As we ask questions to better understand our patients ambivalence, we’re going to prompt and listen for change talk. This includes statements about their Desire, Ability, Reasons, and Need to make change. As they mention these things, we’re going to use reflective listening skills to repeat their words back to them, emphasizing this self-generated and thus emotionally salient information.
In doing so, you empower the patient to shift the balance of their ambivalence themselves with you as an ally, not as an opponent. And when they’re ready, you support them to make a commitment to behavior change on their own terms.
To give you an example of what this looks like as a brief clinical intervention, here are three questions I might use when I encounter a patient who tells me they’re a smoker.
“Have you ever thought about quitting smoking before?”
Follow up: What made you consider it? Has anything changed since then?
I like opening with this question because starting our inquiry in past motivations diffuses some of the emotional charge of the conversation. Here we can start to explore past ambivalence safely without it having implications on present behavior. By asking clarifying questions about the different motivations that they share with you, you can get a good sense of their decisional balance.
“Have you ever tried to quit smoking before?”
Follow up: What did you try? What was helpful? What was unhelpful?
This is a nice follow up question because not only does it validate the effort that the patient has already put into behavior change, it’s a great way to explore a patient’s feelings of self-efficacy about behavior change. As you find out more about what they find helpful or unhelpful about past strategies, you can file this information away in the back of your head for when the conversation eventually shifts to making changes today.

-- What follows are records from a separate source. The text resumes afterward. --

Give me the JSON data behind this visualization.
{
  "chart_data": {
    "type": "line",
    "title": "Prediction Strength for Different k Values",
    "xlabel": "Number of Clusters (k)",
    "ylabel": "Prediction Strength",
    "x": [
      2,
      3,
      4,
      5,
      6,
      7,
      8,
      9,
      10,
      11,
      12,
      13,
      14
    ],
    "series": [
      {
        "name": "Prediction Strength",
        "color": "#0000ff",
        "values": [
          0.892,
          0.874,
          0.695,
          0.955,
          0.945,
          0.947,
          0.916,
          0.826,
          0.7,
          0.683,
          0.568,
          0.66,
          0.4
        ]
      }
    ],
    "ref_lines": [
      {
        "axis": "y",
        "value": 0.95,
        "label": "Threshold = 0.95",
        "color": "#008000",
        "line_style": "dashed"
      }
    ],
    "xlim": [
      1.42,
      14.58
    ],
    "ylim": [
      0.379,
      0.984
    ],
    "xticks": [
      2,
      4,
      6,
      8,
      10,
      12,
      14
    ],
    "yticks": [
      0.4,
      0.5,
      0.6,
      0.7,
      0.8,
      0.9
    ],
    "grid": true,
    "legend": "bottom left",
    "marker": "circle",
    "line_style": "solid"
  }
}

“Are you currently thinking about quitting smoking?”
After opening in the safe space of the past, this is a nice way of transitioning to the present to start exploring whether the patient is amenable to talking about change today.
Behavior change in context
By being ready with questions like these, you can be ready to start exploring a patient’s ambivalence and listening for change talk when you identify an opportunity for behavior change.
The point is not to try to accomplish this change in five minutes. After all our habits are built up over months and years and it can take just as long to reform them. Rather, this is a good way to work toward behavior change through a series of brief interventions in the context of a longitudinal relationship with a patient. However, even if you don’t have that longitudinal relationship, doing your part to help a patient understand their own ambivalence about behavior change will make it that much easier for them to accomplish that change in the future.
The next time you encounter a patient who has an unhealthy behavior that they feel ambivalent about, try this approach:
- Ask the patient permission to engage in this conversation,
- Explore their ambivalence,
- Resist the righting reflex,
- Repeat change talk, and
- KEEP Practicing.
Getting comfortable with these conversations takes time and you won’t be good at it right away. However, the more you practice these skills the more confident and competent you will be. And some day, when your patient tells you that he’s a smoker, you’ll be ready to save a life.
As a medical student, I own up to the fact that my clinical experience is limited. I recognize that my approach to behavior change will likely evolve over time, and I’m happy to hear the perspectives of more experienced practitioners on how you’ve found success helping patients achieve behavior change.